Mancini non si alzò più da quella panchina e ci è tornato da ct. Le piace la sua Nazionale?

«Roberto ha dimostrato di avere grandi potenzialità alla guida dei club. È bello vedere che a Coverciano non ci sono più solo i giocatori dei soliti quattro-cinque club, ma anche di Sassuolo, Cagliari o Brescia. La qualificazione è arrivata, ma attenzione: vivere una grande manifestazione è diverso, devi gestire la paura di sbagliare».

Lei e Baggio non ne aveste contro la Cecoslovacchia...

«Eravamo affiatati, in campo ci cercavamo. Roberto ti metteva in condizione di segnare con il suo talento e io ne approfittavo».

Uruguay, Irlanda e poi l'Argentina, fischiata sin dall'inno l'8 giugno a San Siro nella gara inaugurale dell'evento. Percepivate le polemiche?

«Sentivamo solo la partita, fu una sfortuna giocare a Napoli contro Maradona. Avemmo l'occasione per andare in finale, poi a volte gli episodi ti negano la vittoria».

Quell'uscita di Zenga...

«Zenga fece un grande Mondiale, in quel momento uscì sicuro di prendere la palla e non fu così. Ma sono episodi».

Finì col terzo posto e i rimpianti sul campo, fuori il ricordo di tanti soldi pubblici buttati. Cosa resta per lei delle Notti Magiche?

«Porto con me i ricordi di quei giorni e l'affetto della gente che vivo ogni giorno. Tutti si ricordano di quei Mondiali e mi vogliono bene, nessun tifoso mi ha mai insultato».

A 26 anni quella era stata la sua prima stagione nella Juve nell'anno perfetto del nostro calcio con 3 coppe europee vinte. Siamo lontani da quei livelli...

«Eravamo abituati a vincere, c'era la mentalità giusta. Dovremmo ricominciare a investire, lo fa solo la Juve con l'obiettivo di vincere la Champions. Per me la A resta il campionato più bello al mondo».

Servirebbe un po' di coraggio? Come quello che ebbe lei chiudendo la carriera in Giappone o, negli ultimi anni, mettendosi alla prova in tv o come attore.

«Se c'è una cosa che mi piace la faccio, non dico di no perché sono Schillaci. Il calcio mi ha dato tutto e ho creato un centro sportivo a Palermo per aiutare tanti giovani».

«Aveva una voglia di fare gol che non ho mai visto», disse di lei Franco Scoglio. C'è qualcuno in cui si rivede?
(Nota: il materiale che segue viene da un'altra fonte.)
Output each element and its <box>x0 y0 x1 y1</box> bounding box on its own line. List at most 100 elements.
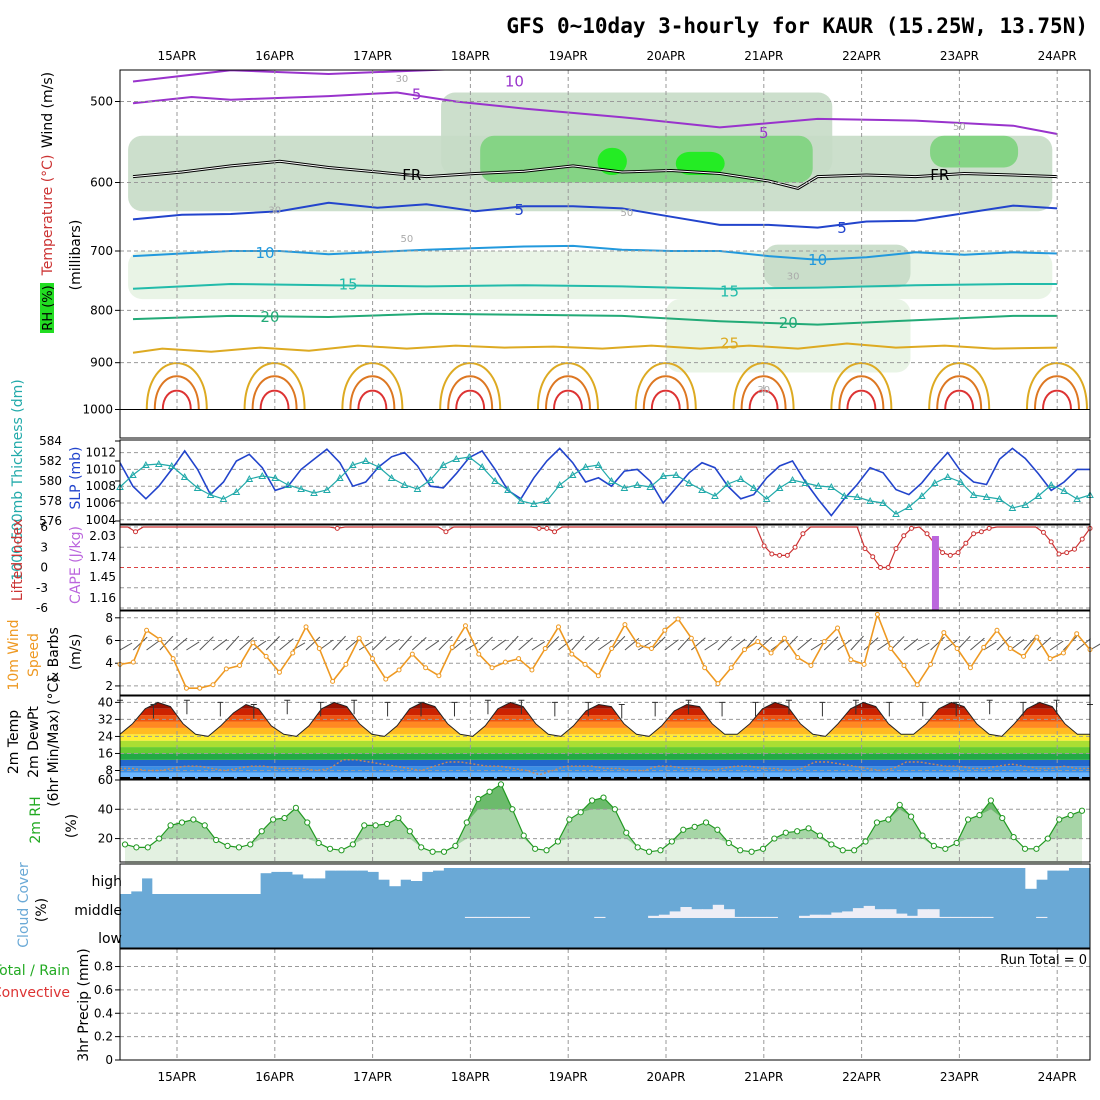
thickness-frame <box>119 439 1091 525</box>
wind-barb <box>159 635 174 651</box>
rh-point <box>463 819 470 826</box>
y-tick-label: 24 <box>98 729 113 743</box>
cloud-high-gap <box>260 864 272 868</box>
thickness-point <box>439 460 448 468</box>
y-tick-label: 600 <box>90 176 113 190</box>
cloud-high-bar <box>292 868 304 875</box>
wind-speed-point <box>423 665 429 671</box>
rh-point <box>885 816 892 823</box>
wind-barb <box>172 637 188 651</box>
wind-barb <box>863 637 879 651</box>
thickness-point <box>555 480 564 488</box>
thickness-point <box>167 461 176 469</box>
thickness-point <box>620 483 629 491</box>
rh-point <box>816 832 824 839</box>
temp-line <box>119 701 1090 737</box>
temp-band <box>120 772 1090 779</box>
lifted-index-point <box>1071 546 1077 552</box>
wind-speed-point <box>688 635 694 641</box>
wind-speed-point <box>569 651 575 657</box>
date-label-bottom: 15APR <box>157 1070 196 1084</box>
wind-speed-point <box>250 640 256 646</box>
contour-label: FR <box>930 166 949 184</box>
wind-speed-point <box>742 647 748 653</box>
cape-axis-title: CAPE (J/kg) <box>68 526 84 604</box>
y-tick-label: 16 <box>98 746 113 760</box>
low-level-isotherm <box>259 389 290 410</box>
lifted-index-point <box>877 565 883 570</box>
cloud-middle-bar <box>518 916 531 918</box>
y-tick-label: 32 <box>98 712 113 726</box>
y-tick-label: 576 <box>39 514 62 528</box>
low-level-isotherm <box>544 375 591 410</box>
wind-barb <box>584 636 600 651</box>
wind-speed-point <box>303 624 309 630</box>
wind-barb <box>146 639 161 651</box>
isotherm-line <box>132 244 1058 261</box>
lifted-index-point <box>947 552 953 558</box>
y-tick-label: 40 <box>98 695 113 709</box>
lifted-index-cape-panel: 6 3 0 -3 -6 1.16 1.45 1.74 2.03 Lifted Index CAPE … <box>10 519 1093 615</box>
wind-speed-point <box>1021 653 1027 659</box>
wind-axis-title: Wind (m/s) <box>40 72 56 148</box>
wind-barb <box>411 637 427 651</box>
rh-point <box>304 819 311 826</box>
date-label-bottom: 17APR <box>353 1070 392 1084</box>
wind-barb <box>372 636 387 651</box>
cloud-high-bar <box>378 868 390 880</box>
wind-speed-point <box>635 642 641 648</box>
cloud-high-bar <box>1046 868 1059 871</box>
wind-barb <box>225 635 240 651</box>
thickness-point <box>982 492 991 500</box>
rh-point <box>121 841 129 848</box>
thickness-point <box>788 475 797 483</box>
low-level-isotherm <box>634 362 697 410</box>
wind-speed-point <box>702 665 708 671</box>
wind-barb <box>239 637 254 651</box>
rh-point <box>532 845 539 852</box>
thickness-point <box>219 494 228 502</box>
wind-speed-point <box>967 665 973 671</box>
low-level-isotherm <box>447 375 494 410</box>
wind-speed-point <box>183 685 189 691</box>
lifted-index-point <box>870 554 876 560</box>
cloud-cover-panel: high middle low Cloud Cover (%) <box>16 862 1091 949</box>
wind-barb <box>265 636 280 651</box>
rh-point <box>144 844 151 851</box>
date-label-bottom: 24APR <box>1038 1070 1077 1084</box>
wind-speed-point <box>901 662 907 668</box>
wind-speed-point <box>848 657 854 663</box>
wind-barb <box>943 639 958 651</box>
thickness-axis-title: 1000-500mb Thickness (dm) <box>10 379 26 580</box>
wind-speed-point <box>582 661 588 667</box>
rh-point <box>851 847 858 854</box>
wind-10m-panel: 2 4 6 8 10m Wind Speed (m/s) & Barbs <box>6 610 1100 696</box>
low-level-isotherm <box>455 389 486 410</box>
thickness-point <box>607 476 616 484</box>
rh-point <box>725 839 732 847</box>
temp-band <box>120 740 1090 748</box>
low-level-isotherm <box>650 389 681 410</box>
rh-point <box>440 848 448 855</box>
cloud-high-gap <box>367 864 380 868</box>
rh-point <box>794 828 801 835</box>
wind-speed-point <box>197 685 203 691</box>
lifted-index-point <box>769 551 775 557</box>
cloud-middle-bar <box>508 916 520 918</box>
cloud-high-gap <box>249 864 261 868</box>
cloud-high-bar <box>303 868 315 879</box>
lifted-index-point <box>885 565 891 570</box>
y-tick-label: 20 <box>98 832 113 846</box>
low-level-isotherm <box>161 389 192 410</box>
rh-point <box>645 848 653 855</box>
thickness-point <box>387 473 396 481</box>
cloud-high-gap <box>314 864 326 868</box>
wind-speed-point <box>808 662 814 668</box>
thickness-point <box>930 478 939 486</box>
cloud-background <box>120 868 1090 948</box>
rh-point <box>429 848 436 855</box>
rh-point <box>668 838 675 845</box>
thickness-point <box>775 483 784 491</box>
upper-frame <box>119 69 1091 439</box>
cloud-middle-bar <box>799 915 811 918</box>
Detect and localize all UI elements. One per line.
«Sono cambiati i tempi, i calciatori sono più tutelati e hanno visibilità. Bastano 2-3 gol al momento giusto per andare in Nazionale, mentre ai miei tempi ne dovevi fare tanti per guadagnarti la convocazione. Non sarei arrivato ai Mondiali senza segnare 21 gol con la Juve vincendo Coppa Italia e Coppa Uefa».

In quegli anni uno come Mario Balotelli non poteva esserci.

«Lo ammiro come talento, purtroppo ognuno è responsabile dei propri comportamenti. Avrebbe potuto fare grandi cose anche in azzurro».